小説

『T大学文学部のメロスと申します。』伊藤佑介(『走れメロス』)

「企業は、人を落とします。」
「なぜ落とすのだ。」
「なぜと言われましても。」
「たくさんの人を落としたのか。」
「はい、私の友人たちはみなエントリーシートですべて落とされました。わたしも先日の一次面接で落とされました。」
「おどろいた。企業は乱心か。」
「いいえ、乱心ではございませぬ。人を、信ずる事が出来ぬ、というのです。今日は、六百人落とされました。」
 聞いて、メロスは激怒した。「あきれた企業だ。許せぬ。」 
 メロスは、単細胞な男であった。就活で落とされるということをあまり考えたことがなかった。

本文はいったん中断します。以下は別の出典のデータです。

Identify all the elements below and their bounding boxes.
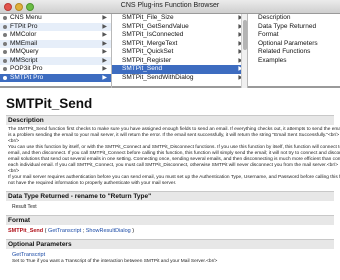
plugin-item[interactable]: MMEmail ▶ <box>0 39 111 48</box>
disclosure-arrow-icon: ▶ <box>102 23 107 30</box>
description-line: is a problem sending the email to your m… <box>8 133 340 138</box>
section-item[interactable]: Format <box>248 31 340 40</box>
section-item-label: Optional Parameters <box>258 39 318 47</box>
function-item[interactable]: SMTPit_Register▶ <box>112 57 247 66</box>
function-item-label: SMTPit_MergeText <box>122 39 178 47</box>
section-item[interactable]: Optional Parameters <box>248 40 340 49</box>
format-param-showresultdialog[interactable]: ShowResultDialog <box>86 228 131 234</box>
disclosure-arrow-icon: ▶ <box>102 49 107 55</box>
plugin-item-label: SMTPit Pro <box>10 73 44 81</box>
title-bar: CNS Plug-ins Function Browser <box>0 0 340 14</box>
plugin-item-label: MMColor <box>10 31 37 38</box>
function-item-label: SMTPit_QuickSet <box>122 48 174 55</box>
function-item[interactable]: SMTPit_Send▶ <box>112 65 247 74</box>
optional-parameters-heading: Optional Parameters <box>6 239 334 249</box>
plugin-bullet-icon <box>3 50 7 54</box>
section-item[interactable]: Description <box>248 14 340 23</box>
plugin-item-label: MMScript <box>10 56 38 64</box>
functions-column[interactable]: SMTPit_File_Size▶SMTPit_GetSendValue▶SMT… <box>112 14 248 88</box>
plugin-item-label: FTPit Pro <box>10 22 38 30</box>
functions-scrollbar[interactable] <box>241 14 247 88</box>
plugin-bullet-icon <box>3 41 7 46</box>
plugin-item-label: MMQuery <box>10 48 39 55</box>
function-item[interactable]: SMTPit_File_Size▶ <box>112 14 247 23</box>
plugin-item[interactable]: SMTPit Pro ▶ <box>0 73 111 82</box>
section-item-label: Examples <box>258 56 287 64</box>
function-item[interactable]: SMTPit_MergeText▶ <box>112 40 247 49</box>
section-item[interactable]: Examples <box>248 57 340 66</box>
plugin-bullet-icon <box>3 33 7 37</box>
section-item-label: Format <box>258 31 279 38</box>
function-item-label: SMTPit_Send <box>122 65 163 72</box>
function-item[interactable]: SMTPit_GetSendValue▶ <box>112 23 247 32</box>
section-item-label: Description <box>258 14 291 21</box>
function-browser-window: CNS Plug-ins Function Browser CNS Menu ▶ F… <box>0 0 340 280</box>
plugin-item[interactable]: POP3it Pro ▶ <box>0 65 111 74</box>
sections-column[interactable]: Description Data Type Returned Format Optio… <box>248 14 340 88</box>
plugin-item-label: POP3it Pro <box>10 65 43 72</box>
plugin-item[interactable]: FTPit Pro ▶ <box>0 22 111 31</box>
function-item[interactable]: SMTPit_IsConnected▶ <box>112 31 247 40</box>
description-heading: Description <box>6 115 334 125</box>
section-item[interactable]: Data Type Returned <box>248 23 340 32</box>
function-item[interactable]: SMTPit_SendWithDialog▶ <box>112 74 247 83</box>
description-text: The SMTPit_Send function first checks to… <box>6 125 340 187</box>
function-item-label: SMTPit_GetSendValue <box>122 22 189 30</box>
description-line: each individual email. If you call SMTPi… <box>8 163 339 168</box>
function-item[interactable]: SMTPit_QuickSet▶ <box>112 48 247 57</box>
section-item-label: Data Type Returned <box>258 22 317 30</box>
param-gettranscript-desc: Set to True if you want a Transcript of … <box>12 259 218 264</box>
data-type-heading: Data Type Returned - rename to "Return T… <box>6 191 334 201</box>
disclosure-arrow-icon: ▶ <box>102 74 107 81</box>
disclosure-arrow-icon: ▶ <box>102 57 107 64</box>
disclosure-arrow-icon: ▶ <box>102 66 107 72</box>
param-gettranscript-name: GetTranscript <box>12 252 46 258</box>
function-item-label: SMTPit_SendWithDialog <box>122 73 194 81</box>
plugin-bullet-icon <box>3 24 7 29</box>
plugin-item[interactable]: MMScript ▶ <box>0 56 111 65</box>
disclosure-arrow-icon: ▶ <box>102 32 107 38</box>
plugin-item[interactable]: CNS Menu ▶ <box>0 14 111 23</box>
plugin-bullet-icon <box>3 75 7 80</box>
window-title: CNS Plug-ins Function Browser <box>120 2 220 9</box>
disclosure-arrow-icon: ▶ <box>102 15 107 21</box>
function-item-label: SMTPit_Register <box>122 56 172 64</box>
format-signature: SMTPit_Send ( GetTranscript ; ShowResult… <box>6 225 334 235</box>
description-line: not have the required information to pro… <box>8 181 177 186</box>
plugin-bullet-icon <box>3 67 7 71</box>
page-title: SMTPit_Send <box>6 96 93 111</box>
data-type-value: Result Text <box>12 204 37 210</box>
scrollbar-thumb[interactable] <box>243 20 247 50</box>
format-close-paren: ) <box>130 228 135 234</box>
column-browser: CNS Menu ▶ FTPit Pro ▶ MMColor ▶ MMEmail ▶ MMQue… <box>0 14 340 88</box>
section-item[interactable]: Related Functions <box>248 48 340 57</box>
plugin-item-label: MMEmail <box>10 39 38 47</box>
plugins-column[interactable]: CNS Menu ▶ FTPit Pro ▶ MMColor ▶ MMEmail ▶ MMQue… <box>0 14 112 88</box>
function-item-label: SMTPit_File_Size <box>122 14 174 21</box>
plugin-item-label: CNS Menu <box>10 14 42 21</box>
documentation-pane: SMTPit_Send Description The SMTPit_Send … <box>0 90 340 280</box>
plugin-item[interactable]: MMColor ▶ <box>0 31 111 40</box>
function-item-label: SMTPit_IsConnected <box>122 31 184 38</box>
disclosure-arrow-icon: ▶ <box>102 40 107 47</box>
plugin-bullet-icon <box>3 58 7 63</box>
description-line: The SMTPit_Send function first checks to… <box>8 127 340 132</box>
format-param-gettranscript[interactable]: GetTranscript <box>48 228 81 234</box>
format-function-name: SMTPit_Send <box>8 228 44 234</box>
plugin-bullet-icon <box>3 16 7 20</box>
section-item-label: Related Functions <box>258 48 311 55</box>
plugin-item[interactable]: MMQuery ▶ <box>0 48 111 57</box>
format-heading: Format <box>6 215 334 225</box>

 そして先のメールはそんな折に来た。今日受ける会社ではなく先週履歴書を送った会社からだった。
 なぜ会社は人をたった一枚の履歴書や数分の面接で不合格にしてしまうのだろう。そんなものでその人がわかるのだろうか。素直なメロスは思った。そうだ、この疑問を次の面接にぶつけてみよう、そう決めたのだった。

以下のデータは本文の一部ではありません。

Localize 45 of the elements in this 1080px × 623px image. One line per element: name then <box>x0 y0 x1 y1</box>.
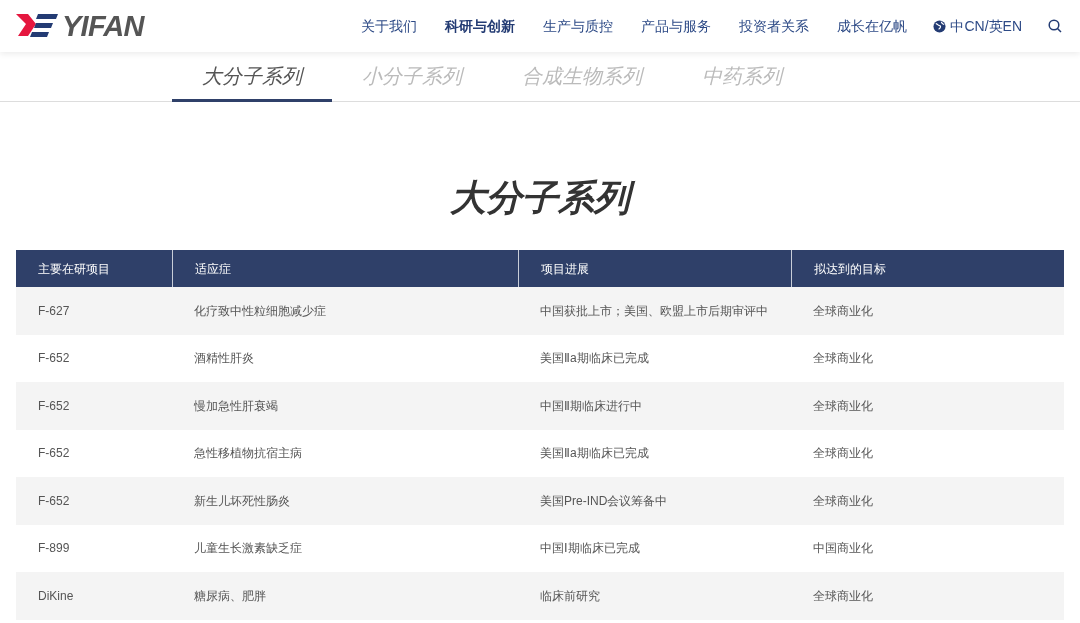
search-icon[interactable] <box>1048 19 1062 33</box>
table-cell: 慢加急性肝衰竭 <box>172 382 518 430</box>
table-cell: 美国Ⅱa期临床已完成 <box>518 429 791 477</box>
nav-link[interactable]: 产品与服务 <box>641 15 712 37</box>
table-cell: F-899 <box>16 524 172 572</box>
table-cell: 全球商业化 <box>791 477 1064 525</box>
column-header: 拟达到的目标 <box>791 250 1064 287</box>
table-cell: 中国获批上市；美国、欧盟上市后期审评中 <box>518 287 791 335</box>
table-cell: 全球商业化 <box>791 572 1064 620</box>
table-cell: DiKine <box>16 572 172 620</box>
table-cell: 急性移植物抗宿主病 <box>172 429 518 477</box>
table-cell: 美国Pre-IND会议筹备中 <box>518 477 791 525</box>
table-cell: 临床前研究 <box>518 572 791 620</box>
table-cell: 全球商业化 <box>791 382 1064 430</box>
language-link[interactable]: 中CN/英EN <box>950 15 1022 37</box>
table-cell: F-652 <box>16 477 172 525</box>
nav-link[interactable]: 投资者关系 <box>739 15 810 37</box>
nav-link[interactable]: 关于我们 <box>361 15 418 37</box>
table-cell: 全球商业化 <box>791 287 1064 335</box>
table-cell: 化疗致中性粒细胞减少症 <box>172 287 518 335</box>
logo-text: YIFAN <box>62 11 144 41</box>
table-cell: 全球商业化 <box>791 334 1064 382</box>
table-cell: 中国Ⅰ期临床已完成 <box>518 524 791 572</box>
table-cell: 儿童生长激素缺乏症 <box>172 524 518 572</box>
section-heading: 大分子系列 <box>0 174 1080 222</box>
column-header: 适应症 <box>172 250 518 287</box>
logo-icon <box>16 12 60 40</box>
table-cell: 糖尿病、肥胖 <box>172 572 518 620</box>
table-cell: F-627 <box>16 287 172 335</box>
table-cell: F-652 <box>16 382 172 430</box>
nav-link[interactable]: 科研与创新 <box>445 15 516 37</box>
table-cell: 酒精性肝炎 <box>172 334 518 382</box>
table-cell: 美国Ⅱa期临床已完成 <box>518 334 791 382</box>
nav-link[interactable]: 成长在亿帆 <box>837 15 908 37</box>
table-cell: 中国Ⅱ期临床进行中 <box>518 382 791 430</box>
series-tab[interactable]: 大分子系列 <box>172 52 332 102</box>
table-cell: 新生儿坏死性肠炎 <box>172 477 518 525</box>
column-header: 主要在研项目 <box>16 250 172 287</box>
table-cell: 中国商业化 <box>791 524 1064 572</box>
globe-icon <box>933 19 947 33</box>
table-cell: F-652 <box>16 429 172 477</box>
table-cell: F-652 <box>16 334 172 382</box>
table-cell: 全球商业化 <box>791 429 1064 477</box>
nav-link[interactable]: 生产与质控 <box>543 15 614 37</box>
column-header: 项目进展 <box>518 250 791 287</box>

 会社に到着し、待合室に通された後しばらく待たされ、やがて面接の部屋へとメロスは案内された。
 面接が始まるやいなや面接官に興奮気味にこう言った。
「就活の面接なんかで本当にその人がわかるのですか。」
 少しびっくりした表情を浮かべた面接官はすぐに微笑んでこう返した。
「限られた時間の中でわたくしどもは全力を尽くしています。」
 そしてすぐに
「話を変えましょう。あなたが学生時代頑張ったことは何ですか。」とたずねてきた。
 メロスはリクルートスーツにつつまれた自分の身体から、ひんやりとした嫌な汗がふきでてくるのを感じた。繰り返しになるが、メロスには学生時代頑張ったことは何一つない。家で寝て暮らしてきた。
 「何一つありません。家で寝て暮らしてきました。」と答えた。正直であることがメロスの唯一のとりえであった。